Saturday, March 15, 2014

The Death and Life of Neighborhood Activists

The City Journal (see link at right) has an older book review from July 31, 2009, on two books about Jane Jacobs, community activist and author of, "The Death and Life of Great American Cities."  Jane Jacobs and her book have lent a politically-correct credibility to current urban planning philosophies and is a standard text used in most urban planning curriculums. The book review points out what I have said before - that Jane Jacobs was a NEIGHBORHOOD activist, not a lover of central planning that assumes a superior ideology is better than the wisdom of the people.  What she fought for was not a certain style of "vibrant," "mixed-use," city structure, but that city planning was best left to its inhabitants, not for a elite class of planners to impose on the public.
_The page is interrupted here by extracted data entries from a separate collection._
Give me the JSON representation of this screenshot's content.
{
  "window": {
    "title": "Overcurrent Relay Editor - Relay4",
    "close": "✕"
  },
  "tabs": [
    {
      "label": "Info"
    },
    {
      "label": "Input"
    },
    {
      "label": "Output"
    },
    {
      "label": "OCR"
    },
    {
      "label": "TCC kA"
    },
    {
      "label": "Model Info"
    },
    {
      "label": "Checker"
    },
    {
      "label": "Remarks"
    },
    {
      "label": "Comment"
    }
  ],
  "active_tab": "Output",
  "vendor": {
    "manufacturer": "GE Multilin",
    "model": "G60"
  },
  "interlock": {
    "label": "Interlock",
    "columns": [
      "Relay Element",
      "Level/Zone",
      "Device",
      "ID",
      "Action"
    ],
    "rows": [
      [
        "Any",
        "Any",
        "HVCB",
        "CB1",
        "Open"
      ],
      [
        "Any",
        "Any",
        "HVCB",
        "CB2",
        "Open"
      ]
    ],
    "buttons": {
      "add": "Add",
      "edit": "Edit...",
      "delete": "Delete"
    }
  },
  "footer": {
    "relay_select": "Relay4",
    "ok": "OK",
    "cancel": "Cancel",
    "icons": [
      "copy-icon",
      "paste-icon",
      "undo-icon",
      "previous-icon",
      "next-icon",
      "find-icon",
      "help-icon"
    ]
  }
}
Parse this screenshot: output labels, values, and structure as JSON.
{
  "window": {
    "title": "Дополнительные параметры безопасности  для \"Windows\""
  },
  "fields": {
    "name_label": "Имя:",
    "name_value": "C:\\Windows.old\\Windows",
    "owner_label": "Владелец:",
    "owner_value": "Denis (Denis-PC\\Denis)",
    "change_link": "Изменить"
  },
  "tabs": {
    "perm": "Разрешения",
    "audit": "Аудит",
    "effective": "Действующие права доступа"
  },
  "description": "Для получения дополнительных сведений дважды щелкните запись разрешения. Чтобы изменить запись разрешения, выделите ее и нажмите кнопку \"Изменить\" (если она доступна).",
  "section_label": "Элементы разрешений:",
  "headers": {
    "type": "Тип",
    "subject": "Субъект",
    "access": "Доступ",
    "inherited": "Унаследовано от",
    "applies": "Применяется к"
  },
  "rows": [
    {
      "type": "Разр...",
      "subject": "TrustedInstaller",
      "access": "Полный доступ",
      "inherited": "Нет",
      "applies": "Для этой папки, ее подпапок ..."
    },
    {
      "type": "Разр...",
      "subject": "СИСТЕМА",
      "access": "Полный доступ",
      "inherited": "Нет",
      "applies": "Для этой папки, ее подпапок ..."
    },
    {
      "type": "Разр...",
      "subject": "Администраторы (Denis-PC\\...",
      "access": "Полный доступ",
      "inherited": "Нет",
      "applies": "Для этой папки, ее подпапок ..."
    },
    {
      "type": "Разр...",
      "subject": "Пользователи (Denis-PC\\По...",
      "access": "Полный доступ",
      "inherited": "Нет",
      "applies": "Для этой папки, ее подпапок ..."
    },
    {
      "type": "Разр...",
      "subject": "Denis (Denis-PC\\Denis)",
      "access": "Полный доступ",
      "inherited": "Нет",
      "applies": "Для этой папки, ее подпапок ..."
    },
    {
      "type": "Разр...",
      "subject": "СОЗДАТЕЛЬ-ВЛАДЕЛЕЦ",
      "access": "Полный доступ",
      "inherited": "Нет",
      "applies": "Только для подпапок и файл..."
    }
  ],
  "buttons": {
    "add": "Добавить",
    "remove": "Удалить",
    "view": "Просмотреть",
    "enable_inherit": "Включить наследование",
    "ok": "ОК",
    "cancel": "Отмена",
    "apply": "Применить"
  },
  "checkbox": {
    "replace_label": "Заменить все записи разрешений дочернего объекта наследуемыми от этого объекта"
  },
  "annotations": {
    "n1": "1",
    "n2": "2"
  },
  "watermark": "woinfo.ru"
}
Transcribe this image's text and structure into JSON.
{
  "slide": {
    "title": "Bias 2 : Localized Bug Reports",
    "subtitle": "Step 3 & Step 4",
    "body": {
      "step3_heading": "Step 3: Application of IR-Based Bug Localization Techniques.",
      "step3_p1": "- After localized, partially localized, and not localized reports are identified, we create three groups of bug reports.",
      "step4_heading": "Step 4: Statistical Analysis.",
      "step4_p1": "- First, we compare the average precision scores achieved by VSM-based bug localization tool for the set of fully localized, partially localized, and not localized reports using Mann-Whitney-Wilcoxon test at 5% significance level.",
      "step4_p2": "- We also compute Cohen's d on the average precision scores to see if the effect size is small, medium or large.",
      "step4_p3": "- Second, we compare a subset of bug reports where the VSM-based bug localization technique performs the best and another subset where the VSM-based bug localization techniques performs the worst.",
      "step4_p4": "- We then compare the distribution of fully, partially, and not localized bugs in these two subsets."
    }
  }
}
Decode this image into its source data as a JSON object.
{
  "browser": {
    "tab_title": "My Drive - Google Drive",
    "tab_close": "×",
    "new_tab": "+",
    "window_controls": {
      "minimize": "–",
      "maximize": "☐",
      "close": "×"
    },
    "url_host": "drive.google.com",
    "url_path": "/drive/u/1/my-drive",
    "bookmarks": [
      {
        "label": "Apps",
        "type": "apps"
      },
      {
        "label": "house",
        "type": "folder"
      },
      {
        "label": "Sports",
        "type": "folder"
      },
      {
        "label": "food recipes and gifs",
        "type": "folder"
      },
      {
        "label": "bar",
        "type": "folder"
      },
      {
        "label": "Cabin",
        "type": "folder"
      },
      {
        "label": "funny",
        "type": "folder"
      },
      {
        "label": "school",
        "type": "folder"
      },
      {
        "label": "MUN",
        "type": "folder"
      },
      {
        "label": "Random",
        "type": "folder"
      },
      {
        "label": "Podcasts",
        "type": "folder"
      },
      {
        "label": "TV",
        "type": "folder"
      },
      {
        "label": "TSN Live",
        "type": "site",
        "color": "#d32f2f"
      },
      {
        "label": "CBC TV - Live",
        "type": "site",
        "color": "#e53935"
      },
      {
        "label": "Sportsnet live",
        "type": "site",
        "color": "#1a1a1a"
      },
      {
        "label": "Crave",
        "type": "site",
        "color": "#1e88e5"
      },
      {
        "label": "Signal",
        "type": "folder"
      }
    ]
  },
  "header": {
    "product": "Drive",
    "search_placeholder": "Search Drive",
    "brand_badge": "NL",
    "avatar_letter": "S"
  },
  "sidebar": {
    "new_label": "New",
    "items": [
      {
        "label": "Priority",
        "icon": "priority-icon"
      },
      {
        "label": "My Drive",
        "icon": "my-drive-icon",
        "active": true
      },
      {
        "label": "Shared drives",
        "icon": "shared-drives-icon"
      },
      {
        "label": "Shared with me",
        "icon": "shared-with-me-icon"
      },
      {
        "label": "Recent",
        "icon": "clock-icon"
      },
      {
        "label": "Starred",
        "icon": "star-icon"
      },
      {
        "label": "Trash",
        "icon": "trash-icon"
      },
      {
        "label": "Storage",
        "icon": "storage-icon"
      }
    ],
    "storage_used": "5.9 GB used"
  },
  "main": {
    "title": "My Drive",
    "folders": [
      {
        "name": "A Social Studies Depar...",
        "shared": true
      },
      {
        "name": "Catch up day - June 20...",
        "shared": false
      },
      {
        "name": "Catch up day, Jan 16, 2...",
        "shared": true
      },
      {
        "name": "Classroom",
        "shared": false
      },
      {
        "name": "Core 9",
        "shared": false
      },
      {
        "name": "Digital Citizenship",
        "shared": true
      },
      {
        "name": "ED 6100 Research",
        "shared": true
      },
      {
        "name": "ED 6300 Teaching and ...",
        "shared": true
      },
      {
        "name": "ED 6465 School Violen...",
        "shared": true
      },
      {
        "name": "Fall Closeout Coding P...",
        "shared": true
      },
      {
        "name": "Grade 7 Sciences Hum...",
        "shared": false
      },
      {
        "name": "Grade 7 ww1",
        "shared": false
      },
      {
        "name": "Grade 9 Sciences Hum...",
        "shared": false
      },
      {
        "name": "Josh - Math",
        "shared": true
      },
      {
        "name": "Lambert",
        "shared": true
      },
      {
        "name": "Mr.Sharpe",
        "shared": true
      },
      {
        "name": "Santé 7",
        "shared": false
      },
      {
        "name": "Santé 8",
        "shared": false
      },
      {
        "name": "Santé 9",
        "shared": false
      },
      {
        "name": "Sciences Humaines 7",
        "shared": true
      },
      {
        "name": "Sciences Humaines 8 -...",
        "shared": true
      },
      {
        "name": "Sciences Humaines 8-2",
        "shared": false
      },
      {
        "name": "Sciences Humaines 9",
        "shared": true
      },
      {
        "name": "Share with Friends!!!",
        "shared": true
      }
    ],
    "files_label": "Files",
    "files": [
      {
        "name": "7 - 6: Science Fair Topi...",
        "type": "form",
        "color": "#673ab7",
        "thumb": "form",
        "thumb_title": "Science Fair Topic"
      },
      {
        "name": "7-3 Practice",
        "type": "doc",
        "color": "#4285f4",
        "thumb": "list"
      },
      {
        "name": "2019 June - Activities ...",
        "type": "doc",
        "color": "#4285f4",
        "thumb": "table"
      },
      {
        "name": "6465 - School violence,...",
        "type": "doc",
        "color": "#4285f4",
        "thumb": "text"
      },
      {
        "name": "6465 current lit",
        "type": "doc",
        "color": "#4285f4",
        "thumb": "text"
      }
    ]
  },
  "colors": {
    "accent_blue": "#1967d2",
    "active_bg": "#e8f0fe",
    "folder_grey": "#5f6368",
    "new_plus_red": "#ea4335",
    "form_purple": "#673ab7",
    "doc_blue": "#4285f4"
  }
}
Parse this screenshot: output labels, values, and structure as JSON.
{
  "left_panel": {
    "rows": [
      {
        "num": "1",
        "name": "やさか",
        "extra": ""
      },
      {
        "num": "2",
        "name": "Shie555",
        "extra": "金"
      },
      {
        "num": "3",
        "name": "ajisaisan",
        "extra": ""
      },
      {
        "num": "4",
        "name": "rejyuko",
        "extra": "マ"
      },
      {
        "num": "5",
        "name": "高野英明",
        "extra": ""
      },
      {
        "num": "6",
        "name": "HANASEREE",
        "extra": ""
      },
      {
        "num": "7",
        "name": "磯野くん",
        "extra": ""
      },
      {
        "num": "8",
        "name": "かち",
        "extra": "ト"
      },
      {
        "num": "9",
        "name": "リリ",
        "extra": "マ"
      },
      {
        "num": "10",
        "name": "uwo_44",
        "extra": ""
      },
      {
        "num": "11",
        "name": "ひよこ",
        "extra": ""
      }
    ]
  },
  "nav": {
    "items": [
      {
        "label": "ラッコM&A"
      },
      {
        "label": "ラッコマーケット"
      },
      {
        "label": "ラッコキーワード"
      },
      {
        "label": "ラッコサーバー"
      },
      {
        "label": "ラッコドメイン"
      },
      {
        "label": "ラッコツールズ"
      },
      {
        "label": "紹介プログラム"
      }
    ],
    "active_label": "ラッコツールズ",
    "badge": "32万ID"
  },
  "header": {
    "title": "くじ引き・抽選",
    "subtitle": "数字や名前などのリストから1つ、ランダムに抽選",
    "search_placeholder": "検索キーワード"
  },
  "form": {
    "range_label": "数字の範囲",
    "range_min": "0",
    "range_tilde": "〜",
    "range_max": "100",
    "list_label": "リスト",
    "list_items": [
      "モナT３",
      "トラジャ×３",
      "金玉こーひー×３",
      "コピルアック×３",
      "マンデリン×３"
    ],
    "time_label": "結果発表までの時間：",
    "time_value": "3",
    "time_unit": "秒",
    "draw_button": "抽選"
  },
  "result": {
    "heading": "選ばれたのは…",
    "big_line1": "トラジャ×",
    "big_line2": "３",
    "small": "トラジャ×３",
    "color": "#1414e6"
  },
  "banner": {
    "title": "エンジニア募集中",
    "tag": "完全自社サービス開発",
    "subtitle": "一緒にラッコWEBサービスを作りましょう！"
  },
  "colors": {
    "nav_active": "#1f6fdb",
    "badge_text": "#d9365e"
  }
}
“Cities have the capability of providing something for everybody, only because, 
and only when, they are created by everybody.” 

― Jane Jacobs, The Death and Life of Great American Cities


HOWARD HUSOCK 
Jane Jacobs’s Legacy
Excerpts:
Still, few appreciate the extent to which Jacobs’s personal experience in Greenwich Village helped forge her influential ideas. It’s not only the remarkable fact that her study of the street outside her window at 555 Hudson Street sparked key insights about the preconditions for safety and neighborhood vitality. The same deeply local experience led to the development of another, less understood side of Jacobs—her role in shaping, for good and ill, the tactics of what has come to be called community activism. Anthony Flint’s book makes a significant contribution here, smartly built as it is around the perfect foil: New York’s brilliant, high-handed, take-no-prisoners modernist planner-in-chief, Robert Moses, whose plans to crisscross lower Manhattan with highways and housing projects, as he’d previously done throughout the city, were thwarted by Jacobs and her band of Greenwich Village mothers.

Flint describes how Jacobs and a powerful coalition of Village citizens and officials (including the young Ed Koch) successfully led what we would now call a neighborhood-preservation movement. A turning point was the defeat of Moses’s plan, first announced in 1952, to run a four-lane highway through one of the city’s landmarks, Greenwich Village’s Washington Square Park. Over the course of the fifties and early sixties, Jacobs helped stop two other disastrous projects: the replacement of 14 blocks of the West Village to make way for apartment towers, and the construction of a Lower Manhattan Expressway linking New Jersey and Long Island. The tactics that helped defeat Moses have become commonplace. Children marched with banners for the benefit of newspaper photographers, and activists got the word out in editorials in the fledgling Village Voice.

But none of this might have mattered had Jacobs not made the intellectual case against high-rise housing, neighborhood clearance, and highways that ran through cities—indeed, against the profession of city planning itself. She was untutored except in the way celebrated by the Yogi Berra aphorism: You can see a lot just by looking

It’s tempting to see Moses chiefly as a public front man for private interests; real-estate developers and contractors certainly got rich through his “slum clearance” and highway projects. But the bohemian quality of Jacobs and her allies can obscure crucial facts. Moses was a classic progressive who used eminent domain to wipe out minority-owned small businesses and to displace thousands of residents of modest means. Jacobs, despite her start in the Village, and despite leaving New York for Toronto during the Vietnam War so that her sons could avoid the draft, was more libertarian than leftist. (Flint notes that Death and Life was praised at its publication by William F. Buckley.)

Moses thought that expert guidance and planning could create an environment that fostered enjoyment and fulfillment. Jacobs demurred: “To approach a city or even a city neighborhood as if it were capable of being given order by converting it into a disciplined work of art is to make the mistake of substituting art for life.” Her struggle, then, was not just about neighborhood preservation; it pitted individualism and liberty against regimentation imposed by a benevolent despot.

It’s difficult to imagine her having a kind word to say, for instance, about the proposed Atlantic Yards project in Brooklyn, where eminent-domain power is to be used for massive clearance and the construction of subsidized high-rises and a sports arena. It’s classic old-style urban renewal, dressed up with plans to use a big-name architect.